ANGELIKI THROUVALA / PASTRY SINNERS

INGREDIENTS FOR 1 KILO OF ICE CREAM

250g ‘soumada’ / bitter almond syrup

250g white chocolate, for baking

40g Amaretto

500g cream, 35% fat

125g CITRUS peach, watermelon & bitter almond jam

50g almonds, toasted

METHOD

To decorate: begin by toasting the almonds for 15 minutes at 150°C. As soon as they have cooled, roughly chop them.

For the ice cream:

To start off, make a ganache: melt the ‘soumada’ syrup along with the white chocolate in a microwave, on medium heat, stirring the mixture well with a spatula, every 40 seconds to ensure the chocolate does not burn.

Once the mixture has melted, allow it to cool down (not to become cold though) and add the Amaretto, stirring it once more.
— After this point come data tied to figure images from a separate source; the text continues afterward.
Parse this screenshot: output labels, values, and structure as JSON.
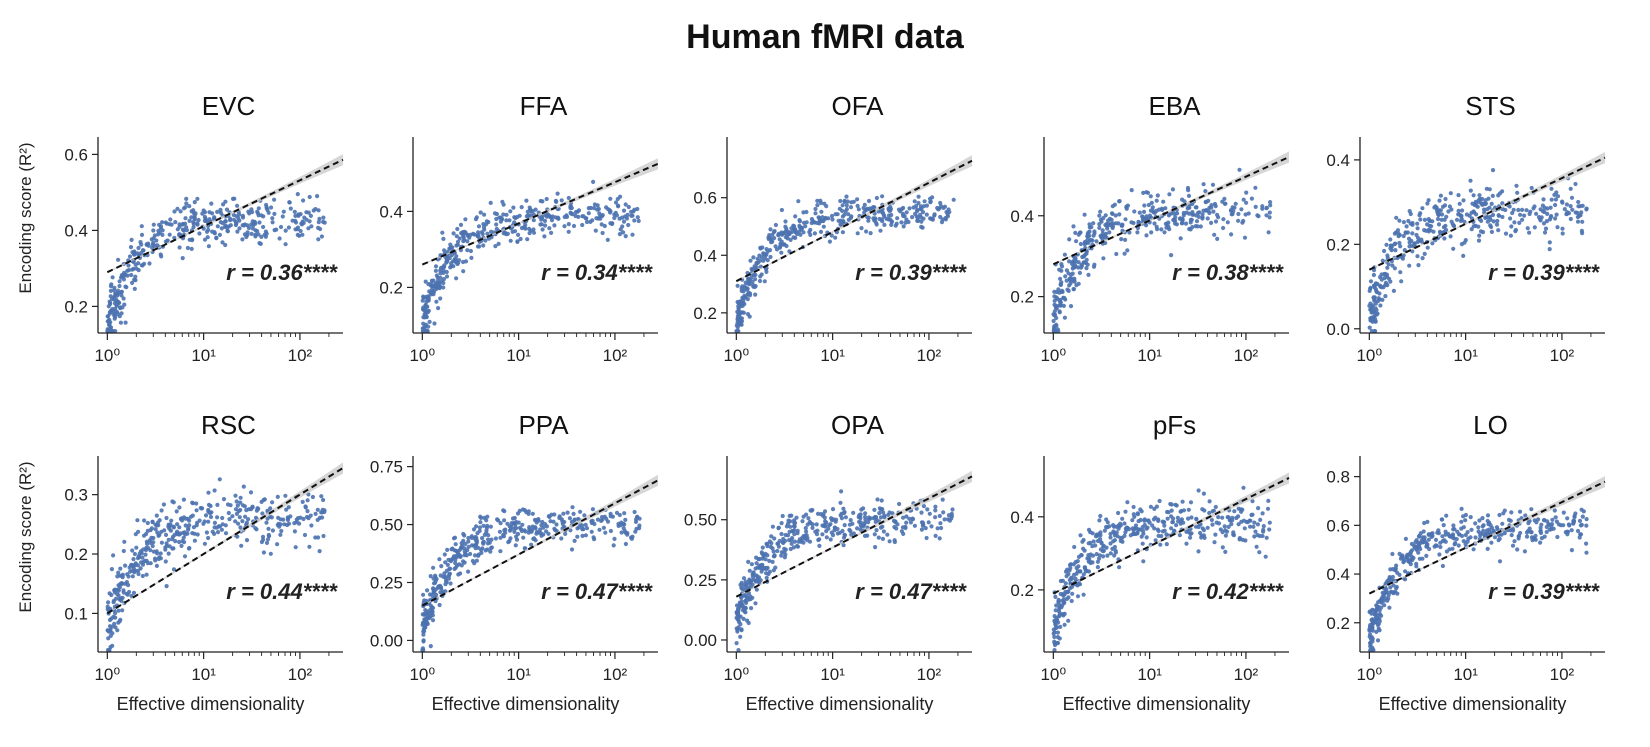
{
  "figure_title": "Human fMRI data",
  "x_axis_label": "Effective dimensionality",
  "y_axis_label": "Encoding score (R²)",
  "point_color": "#4c72b0",
  "fit_line_color": "#111111",
  "ci_band_color": "#c8c8c8",
  "chart_data": [
    {
      "type": "scatter",
      "title": "EVC",
      "r_label": "r = 0.36****",
      "xscale": "log",
      "xlim": [
        0.8,
        280
      ],
      "ylim": [
        0.13,
        0.63
      ],
      "yticks": [
        0.2,
        0.4,
        0.6
      ],
      "ytick_labels": [
        "0.2",
        "0.4",
        "0.6"
      ],
      "fit": {
        "y_at_1": 0.29,
        "y_at_250": 0.58
      },
      "cloud": {
        "low_start": 0.14,
        "plateau": 0.43,
        "spread": 0.045
      },
      "xticks": [
        1,
        10,
        100
      ],
      "xtick_labels": [
        "10⁰",
        "10¹",
        "10²"
      ]
    },
    {
      "type": "scatter",
      "title": "FFA",
      "r_label": "r = 0.34****",
      "xscale": "log",
      "xlim": [
        0.8,
        280
      ],
      "ylim": [
        0.08,
        0.58
      ],
      "yticks": [
        0.2,
        0.4
      ],
      "ytick_labels": [
        "0.2",
        "0.4"
      ],
      "fit": {
        "y_at_1": 0.26,
        "y_at_250": 0.52
      },
      "cloud": {
        "low_start": 0.1,
        "plateau": 0.39,
        "spread": 0.04
      },
      "xticks": [
        1,
        10,
        100
      ],
      "xtick_labels": [
        "10⁰",
        "10¹",
        "10²"
      ]
    },
    {
      "type": "scatter",
      "title": "OFA",
      "r_label": "r = 0.39****",
      "xscale": "log",
      "xlim": [
        0.8,
        280
      ],
      "ylim": [
        0.13,
        0.79
      ],
      "yticks": [
        0.2,
        0.4,
        0.6
      ],
      "ytick_labels": [
        "0.2",
        "0.4",
        "0.6"
      ],
      "fit": {
        "y_at_1": 0.31,
        "y_at_250": 0.72
      },
      "cloud": {
        "low_start": 0.15,
        "plateau": 0.55,
        "spread": 0.045
      },
      "xticks": [
        1,
        10,
        100
      ],
      "xtick_labels": [
        "10⁰",
        "10¹",
        "10²"
      ]
    },
    {
      "type": "scatter",
      "title": "EBA",
      "r_label": "r = 0.38****",
      "xscale": "log",
      "xlim": [
        0.8,
        280
      ],
      "ylim": [
        0.11,
        0.58
      ],
      "yticks": [
        0.2,
        0.4
      ],
      "ytick_labels": [
        "0.2",
        "0.4"
      ],
      "fit": {
        "y_at_1": 0.28,
        "y_at_250": 0.54
      },
      "cloud": {
        "low_start": 0.14,
        "plateau": 0.41,
        "spread": 0.04
      },
      "xticks": [
        1,
        10,
        100
      ],
      "xtick_labels": [
        "10⁰",
        "10¹",
        "10²"
      ]
    },
    {
      "type": "scatter",
      "title": "STS",
      "r_label": "r = 0.39****",
      "xscale": "log",
      "xlim": [
        0.8,
        280
      ],
      "ylim": [
        -0.01,
        0.44
      ],
      "yticks": [
        0.0,
        0.2,
        0.4
      ],
      "ytick_labels": [
        "0.0",
        "0.2",
        "0.4"
      ],
      "fit": {
        "y_at_1": 0.14,
        "y_at_250": 0.4
      },
      "cloud": {
        "low_start": 0.02,
        "plateau": 0.28,
        "spread": 0.045
      },
      "xticks": [
        1,
        10,
        100
      ],
      "xtick_labels": [
        "10⁰",
        "10¹",
        "10²"
      ]
    },
    {
      "type": "scatter",
      "title": "RSC",
      "r_label": "r = 0.44****",
      "xscale": "log",
      "xlim": [
        0.8,
        280
      ],
      "ylim": [
        0.035,
        0.355
      ],
      "yticks": [
        0.1,
        0.2,
        0.3
      ],
      "ytick_labels": [
        "0.1",
        "0.2",
        "0.3"
      ],
      "fit": {
        "y_at_1": 0.1,
        "y_at_250": 0.34
      },
      "cloud": {
        "low_start": 0.07,
        "plateau": 0.26,
        "spread": 0.035
      },
      "xticks": [
        1,
        10,
        100
      ],
      "xtick_labels": [
        "10⁰",
        "10¹",
        "10²"
      ]
    },
    {
      "type": "scatter",
      "title": "PPA",
      "r_label": "r = 0.47****",
      "xscale": "log",
      "xlim": [
        0.8,
        280
      ],
      "ylim": [
        -0.05,
        0.77
      ],
      "yticks": [
        0.0,
        0.25,
        0.5,
        0.75
      ],
      "ytick_labels": [
        "0.00",
        "0.25",
        "0.50",
        "0.75"
      ],
      "fit": {
        "y_at_1": 0.15,
        "y_at_250": 0.68
      },
      "cloud": {
        "low_start": 0.05,
        "plateau": 0.5,
        "spread": 0.06
      },
      "xticks": [
        1,
        10,
        100
      ],
      "xtick_labels": [
        "10⁰",
        "10¹",
        "10²"
      ]
    },
    {
      "type": "scatter",
      "title": "OPA",
      "r_label": "r = 0.47****",
      "xscale": "log",
      "xlim": [
        0.8,
        280
      ],
      "ylim": [
        -0.05,
        0.74
      ],
      "yticks": [
        0.0,
        0.25,
        0.5
      ],
      "ytick_labels": [
        "0.00",
        "0.25",
        "0.50"
      ],
      "fit": {
        "y_at_1": 0.18,
        "y_at_250": 0.67
      },
      "cloud": {
        "low_start": 0.06,
        "plateau": 0.5,
        "spread": 0.06
      },
      "xticks": [
        1,
        10,
        100
      ],
      "xtick_labels": [
        "10⁰",
        "10¹",
        "10²"
      ]
    },
    {
      "type": "scatter",
      "title": "pFs",
      "r_label": "r = 0.42****",
      "xscale": "log",
      "xlim": [
        0.8,
        280
      ],
      "ylim": [
        0.03,
        0.55
      ],
      "yticks": [
        0.2,
        0.4
      ],
      "ytick_labels": [
        "0.2",
        "0.4"
      ],
      "fit": {
        "y_at_1": 0.19,
        "y_at_250": 0.5
      },
      "cloud": {
        "low_start": 0.08,
        "plateau": 0.39,
        "spread": 0.045
      },
      "xticks": [
        1,
        10,
        100
      ],
      "xtick_labels": [
        "10⁰",
        "10¹",
        "10²"
      ]
    },
    {
      "type": "scatter",
      "title": "LO",
      "r_label": "r = 0.39****",
      "xscale": "log",
      "xlim": [
        0.8,
        280
      ],
      "ylim": [
        0.08,
        0.86
      ],
      "yticks": [
        0.2,
        0.4,
        0.6,
        0.8
      ],
      "ytick_labels": [
        "0.2",
        "0.4",
        "0.6",
        "0.8"
      ],
      "fit": {
        "y_at_1": 0.32,
        "y_at_250": 0.77
      },
      "cloud": {
        "low_start": 0.13,
        "plateau": 0.59,
        "spread": 0.05
      },
      "xticks": [
        1,
        10,
        100
      ],
      "xtick_labels": [
        "10⁰",
        "10¹",
        "10²"
      ]
    }
  ]
}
Beat the cream (which must be 35% fat) in a mixer at a medium speed, until it becomes fluffy. Ensure that when you turn the whisk upside down, the cream stands stiff. Take care not to over beat it!

Gently add the whipped cream into the chocolate ganache and store it in a container.

Scatter toasted almonds over the mixture and put the covered container into the freezer for a few hours.

To serve, add a spoonful of our CITRUS peach, watermelon & bitter almond jam to each portion.

TIP

Remove the ice cream from the freezer 5 minutes before serving to allow it to soften.